Manufacturing

The Manufacturing Competitiveness Network brings together member organisations to address the rapidly shifting national and global manufacturing landscape.

The organisations are then in a position to uncover the actions that can be taken now to enable them to build on and dramatically bolster their manufacturing and economic competitiveness in the future. The network meetings are supported by experts in their field and in collaboration with universities. The focus of the Network is to share and identify how to increase international competiveness in production and highlight strategic investments in technologies and business practices that leverage competitive advantages and overcome competitive disadvantages as well as demonstrating the power of partnerships. Examples of past Manufacturing Networks include:

Emerging Technologies in Manufacturing
A wake-up call to manufacturing industries in the emergence of additive manufacturing and 3D printing. This was provided through a four hour seminar at the Science park given by Graham Tromans, previously of Loughborough University and who was involved in the early development of the new technology. The network was attended by over forty companies and supported by Queens University and the N.I. Science Park.

Leading & Managing Change in Manufacturing
This network covered international best practice in leading and managing change in manufacturing. It was designed to share international best practices in the leadership and managing of change within manufacturing operations. It provided case study best practices applied by major companies in more than 1,000 operations in 65 countries around the world and demonstrated a solid framework in which to integrate all manufacturing improvement activities. The workshop included a presentation by Du Pont, Maydown on the impact of an integrated approach to Leading and Managing Change.
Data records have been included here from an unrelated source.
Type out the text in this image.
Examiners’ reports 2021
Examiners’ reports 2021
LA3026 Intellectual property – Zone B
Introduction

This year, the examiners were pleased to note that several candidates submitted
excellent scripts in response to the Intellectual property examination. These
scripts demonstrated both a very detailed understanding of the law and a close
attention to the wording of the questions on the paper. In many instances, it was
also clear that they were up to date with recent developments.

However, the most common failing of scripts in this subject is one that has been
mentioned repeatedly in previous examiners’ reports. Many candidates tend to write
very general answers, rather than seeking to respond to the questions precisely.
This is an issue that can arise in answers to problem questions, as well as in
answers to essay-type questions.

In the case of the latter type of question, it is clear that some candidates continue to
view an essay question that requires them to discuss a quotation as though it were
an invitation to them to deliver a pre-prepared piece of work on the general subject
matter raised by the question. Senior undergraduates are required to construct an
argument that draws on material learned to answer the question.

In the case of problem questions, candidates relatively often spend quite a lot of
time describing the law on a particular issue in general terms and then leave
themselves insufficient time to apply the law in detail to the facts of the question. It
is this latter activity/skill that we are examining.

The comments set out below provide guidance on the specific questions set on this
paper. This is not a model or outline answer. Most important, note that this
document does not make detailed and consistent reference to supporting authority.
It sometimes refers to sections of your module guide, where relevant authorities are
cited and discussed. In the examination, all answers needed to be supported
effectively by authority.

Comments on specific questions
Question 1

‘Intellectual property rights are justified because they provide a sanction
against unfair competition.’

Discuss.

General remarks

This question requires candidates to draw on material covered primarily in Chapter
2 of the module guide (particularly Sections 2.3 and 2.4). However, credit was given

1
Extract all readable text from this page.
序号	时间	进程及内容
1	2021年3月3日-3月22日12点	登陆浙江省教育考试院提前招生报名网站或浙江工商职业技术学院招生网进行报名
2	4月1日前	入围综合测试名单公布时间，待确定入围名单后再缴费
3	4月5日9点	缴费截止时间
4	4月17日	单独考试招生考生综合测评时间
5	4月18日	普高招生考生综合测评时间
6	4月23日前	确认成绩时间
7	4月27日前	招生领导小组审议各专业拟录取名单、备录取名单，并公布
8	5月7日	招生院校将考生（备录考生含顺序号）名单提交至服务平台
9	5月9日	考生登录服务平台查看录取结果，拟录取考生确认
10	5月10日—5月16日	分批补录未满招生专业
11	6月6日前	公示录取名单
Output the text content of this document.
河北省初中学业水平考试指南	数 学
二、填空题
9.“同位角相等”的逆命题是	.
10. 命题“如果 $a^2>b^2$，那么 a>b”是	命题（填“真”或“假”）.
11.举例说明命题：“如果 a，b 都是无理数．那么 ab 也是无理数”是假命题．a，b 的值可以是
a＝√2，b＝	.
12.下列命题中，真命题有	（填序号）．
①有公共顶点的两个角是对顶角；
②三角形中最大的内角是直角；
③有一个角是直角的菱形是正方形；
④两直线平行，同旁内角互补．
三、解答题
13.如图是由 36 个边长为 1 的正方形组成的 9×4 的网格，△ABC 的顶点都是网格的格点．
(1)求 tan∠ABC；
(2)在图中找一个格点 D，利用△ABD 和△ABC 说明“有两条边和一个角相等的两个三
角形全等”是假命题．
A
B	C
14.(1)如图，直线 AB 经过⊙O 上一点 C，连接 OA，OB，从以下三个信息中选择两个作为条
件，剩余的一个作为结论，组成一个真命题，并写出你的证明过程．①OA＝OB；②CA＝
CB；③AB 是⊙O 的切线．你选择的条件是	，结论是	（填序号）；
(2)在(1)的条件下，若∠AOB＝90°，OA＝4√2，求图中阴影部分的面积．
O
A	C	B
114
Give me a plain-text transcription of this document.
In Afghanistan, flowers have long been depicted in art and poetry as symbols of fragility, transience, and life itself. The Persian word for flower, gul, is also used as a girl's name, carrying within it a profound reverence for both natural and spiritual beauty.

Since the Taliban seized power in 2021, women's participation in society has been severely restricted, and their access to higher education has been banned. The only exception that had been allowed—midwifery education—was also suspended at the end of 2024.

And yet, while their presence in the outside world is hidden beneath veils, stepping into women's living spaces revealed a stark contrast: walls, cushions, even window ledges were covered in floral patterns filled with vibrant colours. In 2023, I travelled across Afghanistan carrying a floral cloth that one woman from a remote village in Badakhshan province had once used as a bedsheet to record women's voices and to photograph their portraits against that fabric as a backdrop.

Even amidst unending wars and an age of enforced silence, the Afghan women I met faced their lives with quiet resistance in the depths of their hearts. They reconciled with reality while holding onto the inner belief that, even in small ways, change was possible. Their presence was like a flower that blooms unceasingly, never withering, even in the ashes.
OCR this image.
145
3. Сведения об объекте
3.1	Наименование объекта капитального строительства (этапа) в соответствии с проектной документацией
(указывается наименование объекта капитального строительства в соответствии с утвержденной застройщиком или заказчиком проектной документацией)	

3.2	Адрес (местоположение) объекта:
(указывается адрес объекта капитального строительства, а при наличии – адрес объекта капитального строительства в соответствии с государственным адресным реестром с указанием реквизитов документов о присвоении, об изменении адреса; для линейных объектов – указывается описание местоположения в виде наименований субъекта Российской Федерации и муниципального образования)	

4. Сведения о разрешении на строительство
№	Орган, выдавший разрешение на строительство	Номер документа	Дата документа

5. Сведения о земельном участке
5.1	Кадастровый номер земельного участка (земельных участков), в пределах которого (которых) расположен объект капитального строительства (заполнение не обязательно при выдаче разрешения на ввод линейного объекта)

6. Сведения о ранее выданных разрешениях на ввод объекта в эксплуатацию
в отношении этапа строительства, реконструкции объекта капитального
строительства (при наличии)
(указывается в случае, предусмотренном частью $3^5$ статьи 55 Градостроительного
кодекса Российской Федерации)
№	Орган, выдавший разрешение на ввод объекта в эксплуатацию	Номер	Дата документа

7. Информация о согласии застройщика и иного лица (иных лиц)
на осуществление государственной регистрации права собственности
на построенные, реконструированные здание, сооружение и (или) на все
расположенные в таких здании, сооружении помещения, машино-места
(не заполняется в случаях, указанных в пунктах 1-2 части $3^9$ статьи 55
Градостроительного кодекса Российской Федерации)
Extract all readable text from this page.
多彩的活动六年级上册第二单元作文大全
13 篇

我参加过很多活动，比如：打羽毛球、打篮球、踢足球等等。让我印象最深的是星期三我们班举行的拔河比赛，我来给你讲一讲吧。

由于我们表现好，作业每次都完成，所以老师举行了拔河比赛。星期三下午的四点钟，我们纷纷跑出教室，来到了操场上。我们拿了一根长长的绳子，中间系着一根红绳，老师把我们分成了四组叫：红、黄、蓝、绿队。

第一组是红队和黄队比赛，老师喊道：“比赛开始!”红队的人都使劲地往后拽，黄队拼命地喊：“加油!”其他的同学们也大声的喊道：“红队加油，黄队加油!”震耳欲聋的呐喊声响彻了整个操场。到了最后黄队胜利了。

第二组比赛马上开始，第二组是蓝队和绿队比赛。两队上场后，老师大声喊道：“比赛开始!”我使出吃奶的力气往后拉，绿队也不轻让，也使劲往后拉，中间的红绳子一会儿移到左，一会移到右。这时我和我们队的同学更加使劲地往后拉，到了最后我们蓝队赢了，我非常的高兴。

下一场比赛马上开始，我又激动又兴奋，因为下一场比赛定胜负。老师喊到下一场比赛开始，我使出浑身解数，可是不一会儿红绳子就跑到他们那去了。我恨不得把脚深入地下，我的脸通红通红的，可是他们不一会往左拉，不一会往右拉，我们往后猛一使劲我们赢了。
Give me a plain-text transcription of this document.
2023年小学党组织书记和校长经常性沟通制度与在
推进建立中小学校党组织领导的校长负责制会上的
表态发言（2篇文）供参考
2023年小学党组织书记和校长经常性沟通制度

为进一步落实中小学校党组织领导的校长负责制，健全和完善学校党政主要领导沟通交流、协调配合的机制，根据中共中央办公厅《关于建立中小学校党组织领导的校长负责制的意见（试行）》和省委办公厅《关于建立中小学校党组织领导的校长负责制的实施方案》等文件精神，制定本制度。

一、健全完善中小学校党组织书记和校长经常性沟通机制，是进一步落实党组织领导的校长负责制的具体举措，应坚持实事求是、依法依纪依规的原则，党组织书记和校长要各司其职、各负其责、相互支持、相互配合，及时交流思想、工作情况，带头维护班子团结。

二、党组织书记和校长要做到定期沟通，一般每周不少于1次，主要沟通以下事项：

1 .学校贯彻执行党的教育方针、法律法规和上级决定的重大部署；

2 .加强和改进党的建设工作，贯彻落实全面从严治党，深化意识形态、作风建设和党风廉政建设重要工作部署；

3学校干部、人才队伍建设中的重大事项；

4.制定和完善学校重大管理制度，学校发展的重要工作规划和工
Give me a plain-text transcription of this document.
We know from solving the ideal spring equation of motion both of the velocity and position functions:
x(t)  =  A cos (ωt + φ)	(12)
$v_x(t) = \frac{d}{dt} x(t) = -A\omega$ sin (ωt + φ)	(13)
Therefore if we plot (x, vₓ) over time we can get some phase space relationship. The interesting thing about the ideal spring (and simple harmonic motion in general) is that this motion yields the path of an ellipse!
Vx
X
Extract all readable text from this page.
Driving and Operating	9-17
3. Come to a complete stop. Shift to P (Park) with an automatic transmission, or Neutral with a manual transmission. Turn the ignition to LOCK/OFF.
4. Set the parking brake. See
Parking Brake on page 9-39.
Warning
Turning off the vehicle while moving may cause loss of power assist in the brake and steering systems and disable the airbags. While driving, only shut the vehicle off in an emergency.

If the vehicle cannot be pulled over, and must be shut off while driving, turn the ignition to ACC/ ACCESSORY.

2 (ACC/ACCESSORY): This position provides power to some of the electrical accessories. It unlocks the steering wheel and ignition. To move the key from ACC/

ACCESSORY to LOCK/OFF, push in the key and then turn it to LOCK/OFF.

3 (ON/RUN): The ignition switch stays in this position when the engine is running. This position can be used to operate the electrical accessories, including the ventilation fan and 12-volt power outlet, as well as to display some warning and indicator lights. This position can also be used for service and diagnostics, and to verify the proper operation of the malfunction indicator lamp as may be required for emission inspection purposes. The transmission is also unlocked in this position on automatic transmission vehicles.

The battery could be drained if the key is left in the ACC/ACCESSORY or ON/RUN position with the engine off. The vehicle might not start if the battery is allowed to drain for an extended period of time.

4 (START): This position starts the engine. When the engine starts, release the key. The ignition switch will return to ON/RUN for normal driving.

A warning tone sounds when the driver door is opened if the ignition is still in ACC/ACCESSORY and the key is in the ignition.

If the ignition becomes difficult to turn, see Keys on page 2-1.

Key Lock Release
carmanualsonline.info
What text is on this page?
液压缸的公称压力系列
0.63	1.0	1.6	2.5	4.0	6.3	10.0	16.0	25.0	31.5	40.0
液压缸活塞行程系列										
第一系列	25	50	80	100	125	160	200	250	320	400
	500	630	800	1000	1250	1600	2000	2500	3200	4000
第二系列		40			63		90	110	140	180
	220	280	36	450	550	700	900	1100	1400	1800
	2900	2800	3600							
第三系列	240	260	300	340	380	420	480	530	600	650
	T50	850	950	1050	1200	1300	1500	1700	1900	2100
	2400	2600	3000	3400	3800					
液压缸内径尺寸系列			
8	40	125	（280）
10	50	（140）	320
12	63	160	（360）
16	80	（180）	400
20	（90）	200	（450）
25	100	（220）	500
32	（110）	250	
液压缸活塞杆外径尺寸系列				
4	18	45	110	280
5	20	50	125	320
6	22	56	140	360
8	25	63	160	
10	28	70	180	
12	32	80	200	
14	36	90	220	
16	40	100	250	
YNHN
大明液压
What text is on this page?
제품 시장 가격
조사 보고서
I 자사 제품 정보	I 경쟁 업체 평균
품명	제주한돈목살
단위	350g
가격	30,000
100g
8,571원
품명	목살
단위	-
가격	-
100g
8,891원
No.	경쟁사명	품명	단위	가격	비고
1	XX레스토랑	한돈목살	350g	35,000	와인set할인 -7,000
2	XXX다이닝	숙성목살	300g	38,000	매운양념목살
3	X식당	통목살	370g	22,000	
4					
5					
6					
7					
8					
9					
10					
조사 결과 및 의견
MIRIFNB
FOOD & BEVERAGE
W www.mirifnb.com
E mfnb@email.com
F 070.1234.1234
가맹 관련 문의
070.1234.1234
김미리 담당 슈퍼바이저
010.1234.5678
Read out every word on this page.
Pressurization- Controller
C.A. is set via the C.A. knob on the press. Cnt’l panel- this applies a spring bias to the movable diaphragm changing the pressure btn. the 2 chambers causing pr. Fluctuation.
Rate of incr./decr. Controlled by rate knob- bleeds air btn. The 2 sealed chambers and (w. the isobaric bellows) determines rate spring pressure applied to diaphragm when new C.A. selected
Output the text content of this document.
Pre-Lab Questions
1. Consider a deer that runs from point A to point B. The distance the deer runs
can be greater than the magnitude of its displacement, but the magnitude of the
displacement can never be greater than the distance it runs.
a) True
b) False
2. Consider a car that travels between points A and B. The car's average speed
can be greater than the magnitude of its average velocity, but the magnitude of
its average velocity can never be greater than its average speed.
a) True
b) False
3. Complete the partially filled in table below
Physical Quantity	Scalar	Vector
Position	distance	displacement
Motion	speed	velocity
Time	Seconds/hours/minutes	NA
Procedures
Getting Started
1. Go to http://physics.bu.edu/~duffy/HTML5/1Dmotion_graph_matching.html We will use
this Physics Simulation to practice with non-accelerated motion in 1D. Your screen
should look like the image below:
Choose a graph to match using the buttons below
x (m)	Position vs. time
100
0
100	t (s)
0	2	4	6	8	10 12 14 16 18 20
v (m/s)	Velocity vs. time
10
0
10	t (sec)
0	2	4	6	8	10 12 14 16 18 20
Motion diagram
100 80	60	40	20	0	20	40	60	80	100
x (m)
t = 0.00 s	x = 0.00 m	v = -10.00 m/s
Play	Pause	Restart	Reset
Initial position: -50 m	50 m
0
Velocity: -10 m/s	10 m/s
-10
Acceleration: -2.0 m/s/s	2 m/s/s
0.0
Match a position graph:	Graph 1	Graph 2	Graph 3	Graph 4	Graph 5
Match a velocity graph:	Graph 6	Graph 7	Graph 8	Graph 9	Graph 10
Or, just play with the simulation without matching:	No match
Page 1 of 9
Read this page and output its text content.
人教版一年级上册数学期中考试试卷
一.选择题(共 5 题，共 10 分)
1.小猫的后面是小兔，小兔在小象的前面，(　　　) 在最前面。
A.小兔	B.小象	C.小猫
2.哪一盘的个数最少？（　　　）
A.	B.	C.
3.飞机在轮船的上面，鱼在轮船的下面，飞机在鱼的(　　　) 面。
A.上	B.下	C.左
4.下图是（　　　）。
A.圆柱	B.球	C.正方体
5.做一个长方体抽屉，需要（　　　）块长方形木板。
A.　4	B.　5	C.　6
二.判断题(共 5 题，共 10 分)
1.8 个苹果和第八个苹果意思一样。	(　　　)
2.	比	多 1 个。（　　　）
The seminar content incorporated results from 25-years of collaboration with global organisations, that have helped them create sustainable competitive advantage. The integrated approach had been developed with thought leaders, research bodies, top business and management schools — such as Cranfield University, the University of Oxford and University of Capetown. The integrated approach showed how a multi-level improvement process (TRACC) that captured the interaction of all manufacturing activities provided a good foundation on which to build a world class operation.